All these theories have been consolidated into the doctrine which rightly bears the name of Darwin. At the hands of this illustrious naturalist, the hypothesis of gradual transmutation has assumed a force and appearance of truth which it never possessed before. Doubtless, long before Darwin, Lamarck had formulated his law of heredity and his law of development of organs, to which the English naturalist has added nothing; M. Naudin had compared natural selection to artificial selection; Etienne Geoffroy St.-Hilaire had promulgated the principle of the balance of organs; Serres and Agassiz had recognized in embryogenic phenomena the representation of the genesis of beings. But by taking as a starting point the struggle for existence; by explaining in this manner selection; by fixing the results of heredity; by replacing the pre-established laws of Lamarck by the laws of divergence, continuity, permanent characters and of finite heredity; by giving by these means an explanation of the adaptation of beings to all the conditions of existence, the expansive power of some, the localisation of others, the successive modifications of all, under the dominion of the laws of compensation, economy and of correlation of increase; by applying these facts to the past, present and future of animate creation, Darwin has formed a complete and systematic theory, the whole, and often the details, of which it is impossible not to admire.

I understand the fascination exercised by this profound and ingenious conception, which is supported by immense knowledge, and ennobled by his loyal honesty.
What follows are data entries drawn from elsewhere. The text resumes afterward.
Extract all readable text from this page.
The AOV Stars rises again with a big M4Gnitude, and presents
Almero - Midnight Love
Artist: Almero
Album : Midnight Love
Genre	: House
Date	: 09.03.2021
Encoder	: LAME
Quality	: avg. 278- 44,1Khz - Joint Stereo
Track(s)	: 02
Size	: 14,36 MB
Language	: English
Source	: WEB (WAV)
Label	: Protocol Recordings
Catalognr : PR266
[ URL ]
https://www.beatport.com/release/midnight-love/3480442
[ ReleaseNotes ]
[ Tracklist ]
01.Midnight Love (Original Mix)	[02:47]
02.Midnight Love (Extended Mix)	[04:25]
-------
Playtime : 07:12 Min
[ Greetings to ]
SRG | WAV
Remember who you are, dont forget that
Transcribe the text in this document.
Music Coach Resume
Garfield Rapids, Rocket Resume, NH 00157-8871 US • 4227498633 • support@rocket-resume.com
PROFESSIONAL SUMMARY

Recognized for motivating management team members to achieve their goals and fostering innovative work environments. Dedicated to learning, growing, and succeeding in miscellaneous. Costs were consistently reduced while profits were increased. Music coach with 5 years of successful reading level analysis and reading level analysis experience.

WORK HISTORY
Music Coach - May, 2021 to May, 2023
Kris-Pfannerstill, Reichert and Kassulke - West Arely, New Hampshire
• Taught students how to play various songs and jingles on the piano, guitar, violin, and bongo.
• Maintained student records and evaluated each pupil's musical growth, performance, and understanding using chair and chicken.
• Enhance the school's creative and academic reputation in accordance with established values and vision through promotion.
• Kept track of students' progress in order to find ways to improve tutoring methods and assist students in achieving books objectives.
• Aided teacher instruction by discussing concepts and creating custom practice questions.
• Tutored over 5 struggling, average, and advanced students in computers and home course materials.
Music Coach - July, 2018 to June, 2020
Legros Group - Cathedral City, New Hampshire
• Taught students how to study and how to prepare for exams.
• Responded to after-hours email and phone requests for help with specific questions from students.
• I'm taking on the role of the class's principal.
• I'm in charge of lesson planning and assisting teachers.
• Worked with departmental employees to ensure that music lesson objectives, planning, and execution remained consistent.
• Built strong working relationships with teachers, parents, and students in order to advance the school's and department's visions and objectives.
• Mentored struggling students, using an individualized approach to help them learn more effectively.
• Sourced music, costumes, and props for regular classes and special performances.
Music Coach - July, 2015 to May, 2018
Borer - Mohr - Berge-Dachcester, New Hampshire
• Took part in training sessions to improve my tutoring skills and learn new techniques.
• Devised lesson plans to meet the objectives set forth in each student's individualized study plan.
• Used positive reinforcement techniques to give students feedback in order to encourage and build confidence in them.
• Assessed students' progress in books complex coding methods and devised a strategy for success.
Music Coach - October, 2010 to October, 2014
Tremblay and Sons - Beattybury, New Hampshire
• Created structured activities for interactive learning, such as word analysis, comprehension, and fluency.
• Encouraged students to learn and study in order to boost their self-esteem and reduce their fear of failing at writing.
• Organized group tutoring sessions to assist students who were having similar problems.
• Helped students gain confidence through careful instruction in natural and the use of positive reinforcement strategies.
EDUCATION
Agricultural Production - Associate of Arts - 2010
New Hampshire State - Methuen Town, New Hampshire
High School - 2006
I should doubtless have yielded as so many others have done, if I had not long understood that all questions of this kind depend especially upon physiology. Now, my attention once aroused, I found no difficulty in recognising the point at which the eminent author quits the ground of reality and enters upon that of inadmissible hypothesis.

I have thought it right to publish my criticisms upon the theory of transmutation, and upon Darwinism in particular. I was authorised to do so by the numerous attacks which have often been made, in no measured terms, against what I consider to be the truth, and against every opponent of the new theory. But while refuting theories I have always respected the authors and done justice to their work. I have quoted the good as well as the bad, and have always held aloof from the ardent and lamentable polemics raised by transmutation.

I have had great pleasure, when occasion has offered, in defending the splendid researches made by Darwin in the natural sciences. For this very reason, and at the risk of being considered narrow minded, enslaved to prejudices and unable to leave an old groove, etc., etc., I consider myself entitled to attack Darwinism, if I employ none but the weapons of science.

III. There are some points in Darwinism which are perfectly unassailable. We may consider as the most important the struggle for existence, and selection which is the result of it. It is not the first time, certainly, that the former has been established, and the important part it has to play in the general harmony of the world has at least been partly comprehended. I will here only recall to the mind of my readers the fables of La Fontaine. But no one had insisted, as Darwin has done, upon the enormous disproportion which exists between the number of births and the number of living individuals; no one had investigated, as he has, the general causes of death or of survival which produce the final result. By pointing out the fact that each species tends to increase in number in geometrical progression, which is proved by the number of offspring to which a single mother can give birth during the whole course of her life, the English naturalist makes it easy to comprehend the intensity of the struggles, direct or indirect, which are undergone by animals and plants against one another and the surrounding world. It is, most certainly, entirely owing to this struggle for existence, that the whole world, in a few years, is not overrun by some species, or the rivers and ocean filled in the same manner.

It is no less evident to me that the survivors cannot always owe their preservation to a combination of happy chances. Among the immense majority the victory can only be due to certain special advantages, which are not enjoyed by those who succumb. The result of this struggle for existence is, then, the destruction of all the inferior individuals, and the preservation of those individuals only which possess some kind of superiority. This is what Darwin calls Natural Selection.